# Batson xsw72ml with the new microwave guides wrapped in neon blue with neon yel



## 2400tman (Jul 31, 2011)




----------



## Goags (May 28, 2004)

NICE job, Tman! We're gonna need a follow up report on the performance of the new baitcast Microwaves.


----------



## capfab (May 21, 2010)

Looks great Chris. You are the guinea pig!!!!


----------



## 2400tman (Jul 31, 2011)

Goags said:


> NICE job, Tman! We're gonna need a follow up report on the performance of the new baitcast Microwaves.


You got it! I am going to put it to the test this weekend..


----------



## alldaylong (Mar 6, 2011)

2400tman said:


> You got it! I am going to put it to the test this weekend..

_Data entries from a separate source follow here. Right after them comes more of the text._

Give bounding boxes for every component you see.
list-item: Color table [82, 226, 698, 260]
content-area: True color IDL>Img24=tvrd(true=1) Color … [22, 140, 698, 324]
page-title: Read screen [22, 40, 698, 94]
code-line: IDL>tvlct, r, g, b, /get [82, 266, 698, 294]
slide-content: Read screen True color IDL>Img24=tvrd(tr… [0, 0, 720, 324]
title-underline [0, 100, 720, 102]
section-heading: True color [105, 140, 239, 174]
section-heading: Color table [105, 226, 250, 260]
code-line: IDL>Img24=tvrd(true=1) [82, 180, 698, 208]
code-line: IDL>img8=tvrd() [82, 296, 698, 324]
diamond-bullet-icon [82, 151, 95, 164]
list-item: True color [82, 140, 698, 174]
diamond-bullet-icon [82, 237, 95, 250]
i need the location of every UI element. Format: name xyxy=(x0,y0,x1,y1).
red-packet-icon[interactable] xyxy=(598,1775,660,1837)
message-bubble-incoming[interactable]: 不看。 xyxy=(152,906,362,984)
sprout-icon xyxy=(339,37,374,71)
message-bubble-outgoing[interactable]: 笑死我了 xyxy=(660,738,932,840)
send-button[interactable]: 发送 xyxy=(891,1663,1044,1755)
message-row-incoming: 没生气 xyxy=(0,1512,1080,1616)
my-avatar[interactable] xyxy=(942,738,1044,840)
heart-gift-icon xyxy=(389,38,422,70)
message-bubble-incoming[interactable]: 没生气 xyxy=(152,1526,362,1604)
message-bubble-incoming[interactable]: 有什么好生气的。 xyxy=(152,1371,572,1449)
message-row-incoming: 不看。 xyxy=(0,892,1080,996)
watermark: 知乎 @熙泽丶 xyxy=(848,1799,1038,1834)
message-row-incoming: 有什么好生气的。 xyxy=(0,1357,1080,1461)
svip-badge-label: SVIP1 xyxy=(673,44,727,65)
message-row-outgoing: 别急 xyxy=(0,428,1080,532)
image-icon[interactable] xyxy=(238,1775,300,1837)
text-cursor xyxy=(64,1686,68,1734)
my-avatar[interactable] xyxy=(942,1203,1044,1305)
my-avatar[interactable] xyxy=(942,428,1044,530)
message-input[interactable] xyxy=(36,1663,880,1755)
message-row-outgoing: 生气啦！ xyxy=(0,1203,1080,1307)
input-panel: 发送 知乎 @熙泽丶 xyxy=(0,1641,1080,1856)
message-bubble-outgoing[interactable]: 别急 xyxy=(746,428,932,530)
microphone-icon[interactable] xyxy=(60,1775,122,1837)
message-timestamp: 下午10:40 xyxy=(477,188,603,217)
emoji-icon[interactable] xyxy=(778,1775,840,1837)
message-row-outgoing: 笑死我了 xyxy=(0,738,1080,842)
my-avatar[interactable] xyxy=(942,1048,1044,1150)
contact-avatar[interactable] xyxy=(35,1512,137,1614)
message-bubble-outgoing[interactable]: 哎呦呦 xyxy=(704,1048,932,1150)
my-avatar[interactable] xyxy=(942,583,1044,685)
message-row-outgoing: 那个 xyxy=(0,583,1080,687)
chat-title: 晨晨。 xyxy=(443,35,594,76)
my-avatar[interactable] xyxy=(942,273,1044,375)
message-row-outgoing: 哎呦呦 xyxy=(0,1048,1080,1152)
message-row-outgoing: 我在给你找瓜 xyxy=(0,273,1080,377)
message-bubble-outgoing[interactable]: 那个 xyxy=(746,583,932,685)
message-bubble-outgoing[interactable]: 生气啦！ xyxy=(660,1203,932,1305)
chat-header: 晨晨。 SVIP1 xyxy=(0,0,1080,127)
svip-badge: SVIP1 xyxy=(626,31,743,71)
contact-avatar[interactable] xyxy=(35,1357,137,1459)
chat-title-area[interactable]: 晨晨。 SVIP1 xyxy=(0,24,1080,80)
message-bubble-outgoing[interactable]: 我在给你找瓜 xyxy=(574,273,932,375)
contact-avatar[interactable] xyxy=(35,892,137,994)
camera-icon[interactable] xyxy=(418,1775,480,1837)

Looks pretty cool Tman, I thought my eyes were playing tricks on me but, it is a baitcaster. 
Great job again. Where did you get the guides, if I may ask?


----------



## captaintony (Aug 20, 2005)

*Good Looking Build*

Nice Marbling and I really like those "Summer Time" colors!!!


----------



## Skiff (Jun 5, 2004)

Very nice Tman and those colors look good!


----------



## 2400tman (Jul 31, 2011)

Thanks all!
Alldaylong.. I got them from Shawn at Shoalpatroll


----------



## daryl1979 (Dec 17, 2010)

Sweet rod bud.... I'm in Baytown spending the night


----------



## yellowskeeter (Jul 18, 2008)

Sweet! Saw this one in person before the coating and it looks great!


----------



## 2400tman (Jul 31, 2011)

Thanks!
Daryl you should've got ahold of me earlier! Next time bud.


----------



## alldaylong (Mar 6, 2011)

2400tman said:


> Thanks all!
> Alldaylong.. I got them from Shawn at Shoalpatroll


Thanks appreciate it. I'll have to check them out!


----------



## jaycook (Sep 13, 2007)

Nice work Chris. That neon yellow is the bomb isn't it?


----------



## Bubba_Bruiser (Jan 13, 2012)

Awesome build Chris! Let us know how those guides perform.

Sent from my MB865 using Tapatalk 2


----------



## 2400tman (Jul 31, 2011)

Thanks!
Jay, I luv that neon yellow! it is the bomb! That and the neon orange are my favorate for trim bands.

Bubba a full report coming after Saturday... She is goin to get broke in!!!


----------



## 2400tman (Jul 31, 2011)

Went to Trinity Saturday with Capfab and put this rod and a couple others to the test. All performed flawless! We did manage to catch 7 or 8 trout (6 solid keepers and several big hardheads and ladyfish!!!! 
As far as this blank and the cast microwave guides go, the blank is freckin awesome!. Im not real sure if the guides are any better or not. I put a calaius on it and that is a whole nother story..... Its a Cadillac of reels!! Hopefully put it to work again this weekend.


----------